The results? Starch isn’t dead last. But it’s not great. First place belongs to scFOS. Major stimulation across the board. A clear winner. Surprisingly, the most commonly touted beneficial prebiotic — inulin — does worst!
(Side note: this study uses amylopectin potato starch as it’s starch substrate instead of amylose. As you might know, it’s the amylose, not amylopectin, that survives the GI tract and feeds gut bugs in humans, while amylopectin is absorbed and digested. The reason I don’t think this matters is that both amylopectin and amylose are equally fermentable, it’s just that in humans, amylopectin doesn’t ever get a chance because it’s digested in the small intestine. Since this study is in vitro, it doesn’t matter.)
And then THIS study put scFOS to the test in mice. Conclusion? “scFOS induce profound metabolic changes by modulating the composition and the activity of the intestinal microbiota.” The study goes on to specifically state that, while scFOS did stimulate bifido’s, they “are not predominant in the faecal ecosystem and do not seem to be strongly correlated with metabolite changes.” Clostridia species (i.e., Firmicutes) were the ones associated with the metabolic improvements.
Lastly, assuming you are still with me, a study out of Aberdeen found that subjects on low carb (i.e., low fermentable fiber) diets see their butyrate production plummet. Why? Because it killed their Firmicute count. (Interestingly, this study also negated the previous research that linked high Firmicutes/low Bacteroidetes to obesity.)
Ok, so now let’s go back to TaterTot’s results:
Hey, who’s that guy over on the far right? Why it’s Mr. Eat Mostly Plants himself, Michael Pollan! You know, the kind of plants that might have a sh*t ton of scFOS? And guess what? As opposed to TaterTot, Mr. Pollan has above average Firmicutes! Highest Firmicute to Bacterioidetes ratio, looks like. Verrrrry interesting.
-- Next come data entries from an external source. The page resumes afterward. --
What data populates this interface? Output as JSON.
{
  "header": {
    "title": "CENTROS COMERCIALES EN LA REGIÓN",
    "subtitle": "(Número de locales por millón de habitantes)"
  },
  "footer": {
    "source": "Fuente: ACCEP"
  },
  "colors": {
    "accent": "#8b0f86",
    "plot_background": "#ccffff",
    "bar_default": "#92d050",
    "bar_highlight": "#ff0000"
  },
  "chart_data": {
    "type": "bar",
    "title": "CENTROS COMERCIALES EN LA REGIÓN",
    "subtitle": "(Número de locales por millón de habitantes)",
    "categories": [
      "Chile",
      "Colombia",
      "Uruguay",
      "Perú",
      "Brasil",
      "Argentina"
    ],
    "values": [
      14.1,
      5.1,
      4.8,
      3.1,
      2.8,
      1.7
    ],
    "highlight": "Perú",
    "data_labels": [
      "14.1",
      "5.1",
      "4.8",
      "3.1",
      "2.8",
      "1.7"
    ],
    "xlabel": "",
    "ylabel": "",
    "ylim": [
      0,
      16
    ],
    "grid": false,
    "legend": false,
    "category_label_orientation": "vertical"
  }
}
If you were a kid with a genetic predisposition to Type 1 diabetes, or just want to keep that butyrate flowing for a healthy gut, you might want Pollan’s gut, not Tater’s.
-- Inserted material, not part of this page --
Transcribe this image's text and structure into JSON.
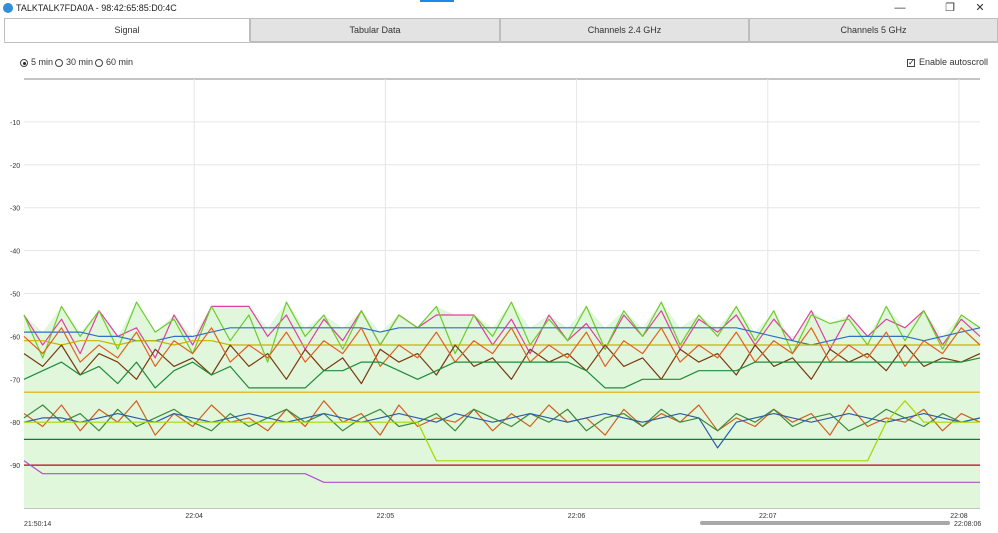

Now, lest I fall into the triumphal trap myself, it should be said that these are all just isolated studies. The prebiotic one is in vitro, at that. And speculating that Michael Pollan’s butyrate-producing clostridia are high, and TaterTot’s are low, just by looking at firmicutes, is…speculative. I wish the analysis could go deeper than phyla. Oh well. And this study puts a little damper on scFOS’s ability to cure what ails us (then again, just 20g/day for only 4 weeks seems hardly adequate, as the study authors admit themselves).
So this is all only to say that we’ve got a lot to figure out here. I’m certainly not ready to make any final recommendations (though adding more resistant starch, scFOS, and other fermentable fibers is certainly not a bad bet to place). And we should all keep experimenting. There’s no doubt people are experiencing benefits from adding fermentable fibers to their diets. But taking the time to figure out WHOM to feed WHAT, in the right combination and dosages, could make an order of magnitude difference. And if you think we can rely on big pharma to do the heavy-lifting research on a bunch of cheap to produce, colon-massaging veggie fibers, you’re in for some disappointment. This is a major project for the distributed, citizen-science web, and we’ve only just begun.